We recently read that on proxmox, which is where we have about 10 FreePBX distro VMs, the default processor type “kvm64” is essentially equivalent to a Pentium 4 in it’s CPU flag set.

We changed all our VMs to the “host” processor type, as we aren’t doing live migrations. We saw a huge drop in CPU load on all processes within the VMs after we did this.

Probably four hours later, all these FRACKs started, but just on one of the 10 VMs.

As I mentioned near or at the top of this post, we have only had this issue on servers that use TCP for SIP, and a non standard port (not 5060). Our UDP servers have never had the issue. That said, from the several months of research and feedback from experts, that shouldn’t matter. We strongly prefer TCP and the non standard port for security and NAT traversal.
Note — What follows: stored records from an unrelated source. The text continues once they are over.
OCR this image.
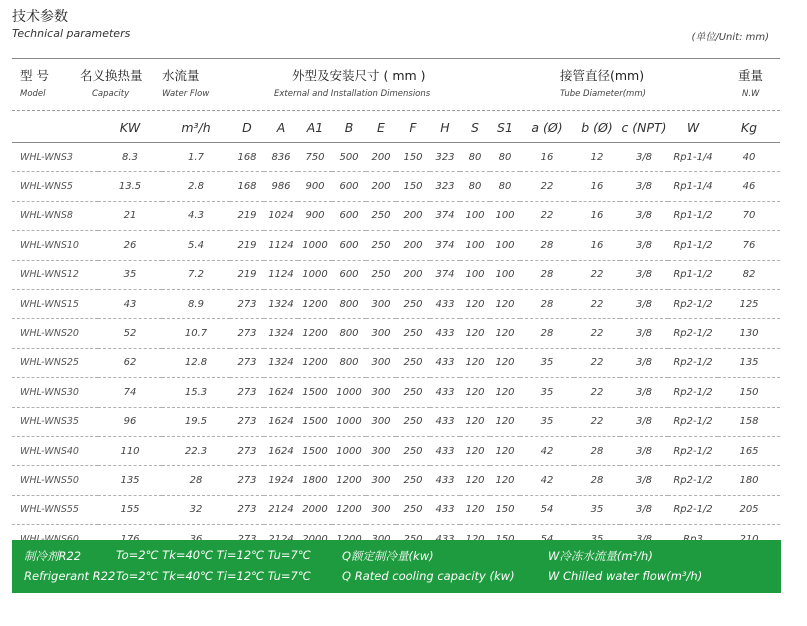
技术参数
Technical parameters	(单位/Unit: mm)
型 号
Model
名义换热量
Capacity
水流量
Water Flow
外型及安装尺寸 ( mm )
External and Installation Dimensions
接管直径(mm)
Tube Diameter(mm)
重量
N.W
	KW	m³/h	D	A	A1	B	E	F	H	S	S1	a (Ø)	b (Ø)	c (NPT)	W	Kg
WHL-WNS3	8.3	1.7	168	836	750	500	200	150	323	80	80	16	12	3/8	Rp1-1/4	40
WHL-WNS5	13.5	2.8	168	986	900	600	200	150	323	80	80	22	16	3/8	Rp1-1/4	46
WHL-WNS8	21	4.3	219	1024	900	600	250	200	374	100	100	22	16	3/8	Rp1-1/2	70
WHL-WNS10	26	5.4	219	1124	1000	600	250	200	374	100	100	28	16	3/8	Rp1-1/2	76
WHL-WNS12	35	7.2	219	1124	1000	600	250	200	374	100	100	28	22	3/8	Rp1-1/2	82
WHL-WNS15	43	8.9	273	1324	1200	800	300	250	433	120	120	28	22	3/8	Rp2-1/2	125
WHL-WNS20	52	10.7	273	1324	1200	800	300	250	433	120	120	28	22	3/8	Rp2-1/2	130
WHL-WNS25	62	12.8	273	1324	1200	800	300	250	433	120	120	35	22	3/8	Rp2-1/2	135
WHL-WNS30	74	15.3	273	1624	1500	1000	300	250	433	120	120	35	22	3/8	Rp2-1/2	150
WHL-WNS35	96	19.5	273	1624	1500	1000	300	250	433	120	120	35	22	3/8	Rp2-1/2	158
WHL-WNS40	110	22.3	273	1624	1500	1000	300	250	433	120	120	42	28	3/8	Rp2-1/2	165
WHL-WNS50	135	28	273	1924	1800	1200	300	250	433	120	120	42	28	3/8	Rp2-1/2	180
WHL-WNS55	155	32	273	2124	2000	1200	300	250	433	120	150	54	35	3/8	Rp2-1/2	205

制冷剂R22	To=2℃ Tk=40℃ Ti=12℃ Tu=7℃	Q额定制冷量(kw)	W冷冻水流量(m³/h)
Refrigerant R22 To=2℃ Tk=40℃ Ti=12℃ Tu=7℃	Q Rated cooling capacity (kw)	W Chilled water flow(m³/h)
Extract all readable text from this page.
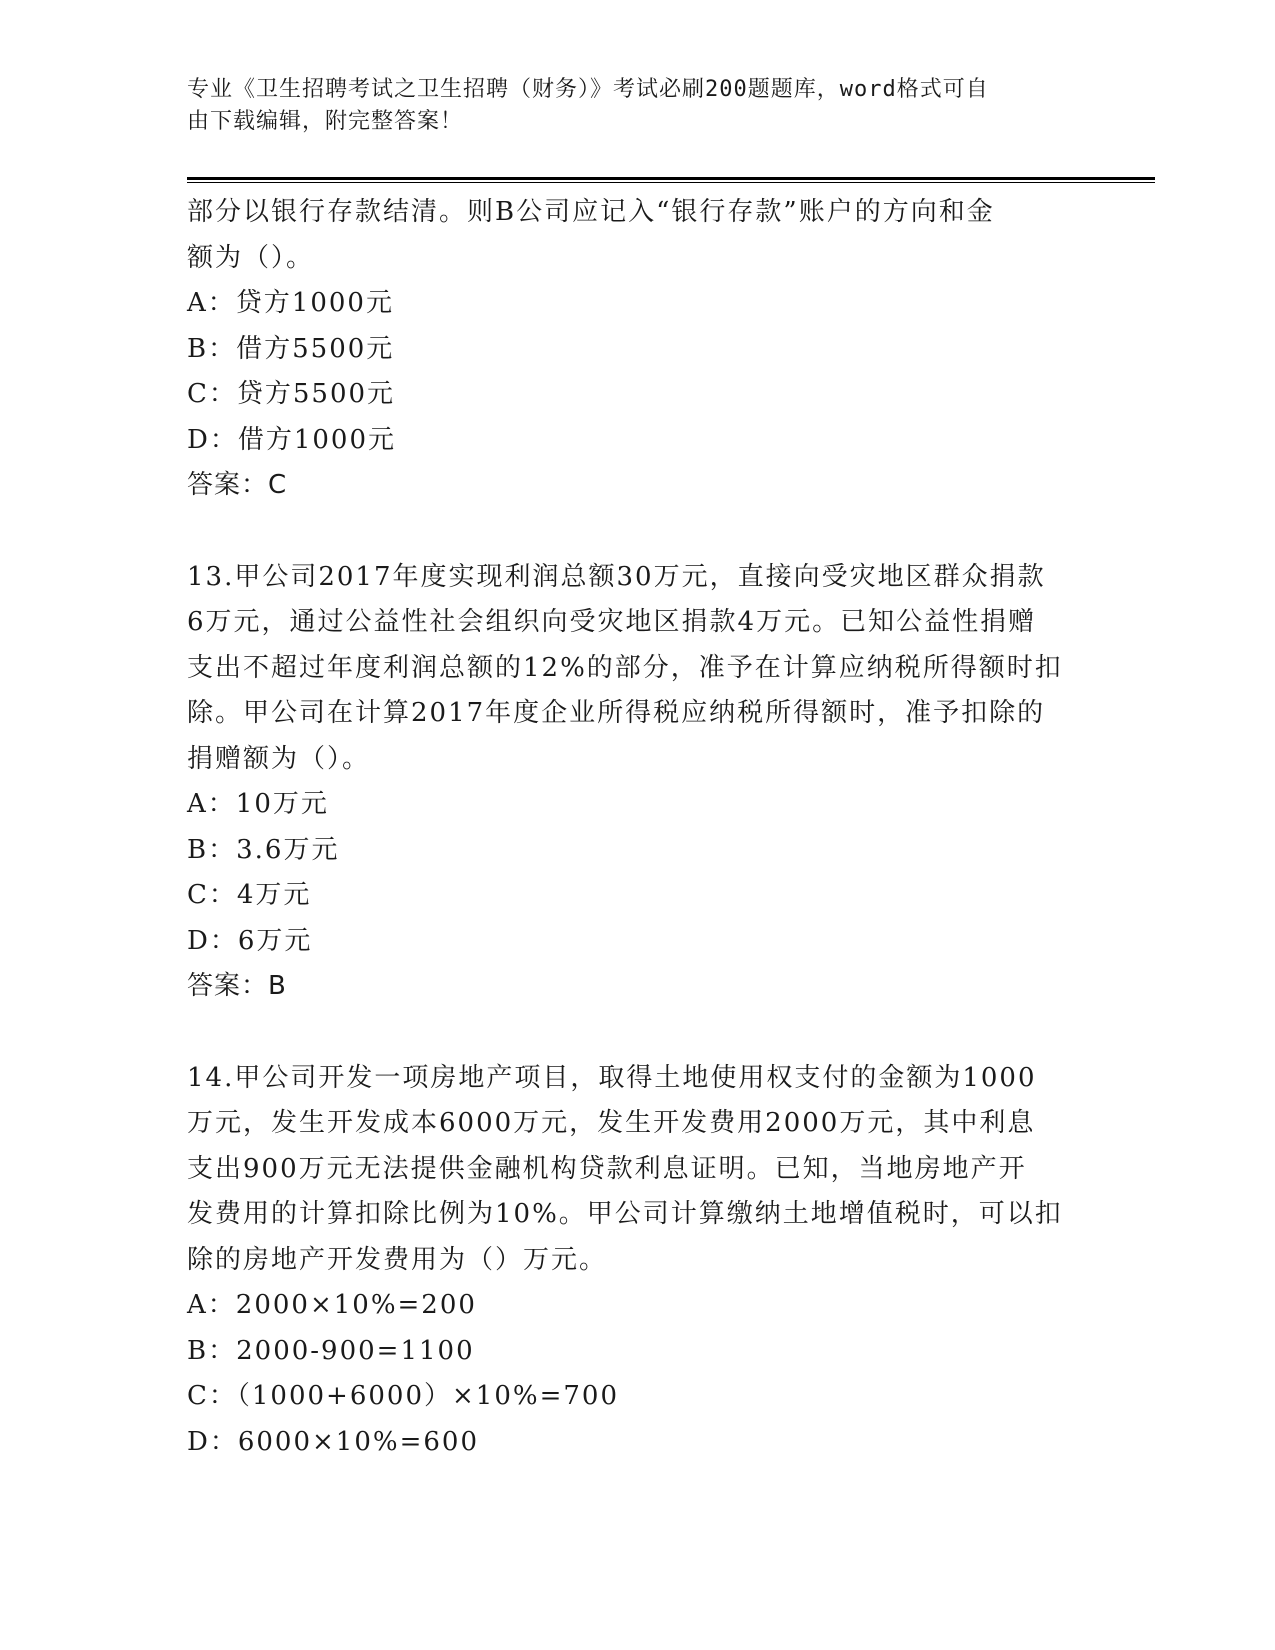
专业《卫生招聘考试之卫生招聘（财务）》考试必刷200题题库，word格式可自
由下载编辑，附完整答案！
部分以银行存款结清。则B公司应记入“银行存款”账户的方向和金
额为（）。
A：贷方1000元
B：借方5500元
C：贷方5500元
D：借方1000元
答案：C
13.甲公司2017年度实现利润总额30万元，直接向受灾地区群众捐款
6万元，通过公益性社会组织向受灾地区捐款4万元。已知公益性捐赠
支出不超过年度利润总额的12%的部分，准予在计算应纳税所得额时扣
除。甲公司在计算2017年度企业所得税应纳税所得额时，准予扣除的
捐赠额为（）。
A：10万元
B：3.6万元
C：4万元
D：6万元
答案：B
14.甲公司开发一项房地产项目，取得土地使用权支付的金额为1000
万元，发生开发成本6000万元，发生开发费用2000万元，其中利息
支出900万元无法提供金融机构贷款利息证明。已知，当地房地产开
发费用的计算扣除比例为10%。甲公司计算缴纳土地增值税时，可以扣
除的房地产开发费用为（）万元。
A：2000×10%=200
B：2000-900=1100
C：（1000+6000）×10%=700
D：6000×10%=600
EDIT: Also, eight or so others of the VMs are setup the same way as the one that crashed, and on the same proxmox host.

CORRECTION: the FRACKs started a little over a day after the processor type change. However, non of the other VMs are having this issue.

stevensedory · January 26, 2018, 9:50pm

So ya, we just keep getting these several times a minute. That said, is there something we can look at or monitor that would help identify the cause, since better backtraces isn’t working?

tm1000 · January 26, 2018, 10:10pm

Better Backtraces IS working. It is compiled into Asterisk as described on their wiki and has been cross referenced by two former Digium employees.

stevensedory · January 26, 2018, 10:48pm

So are we alone it ours not showing proper backtrace information? Or is this true for everyone on the FreePBX distro?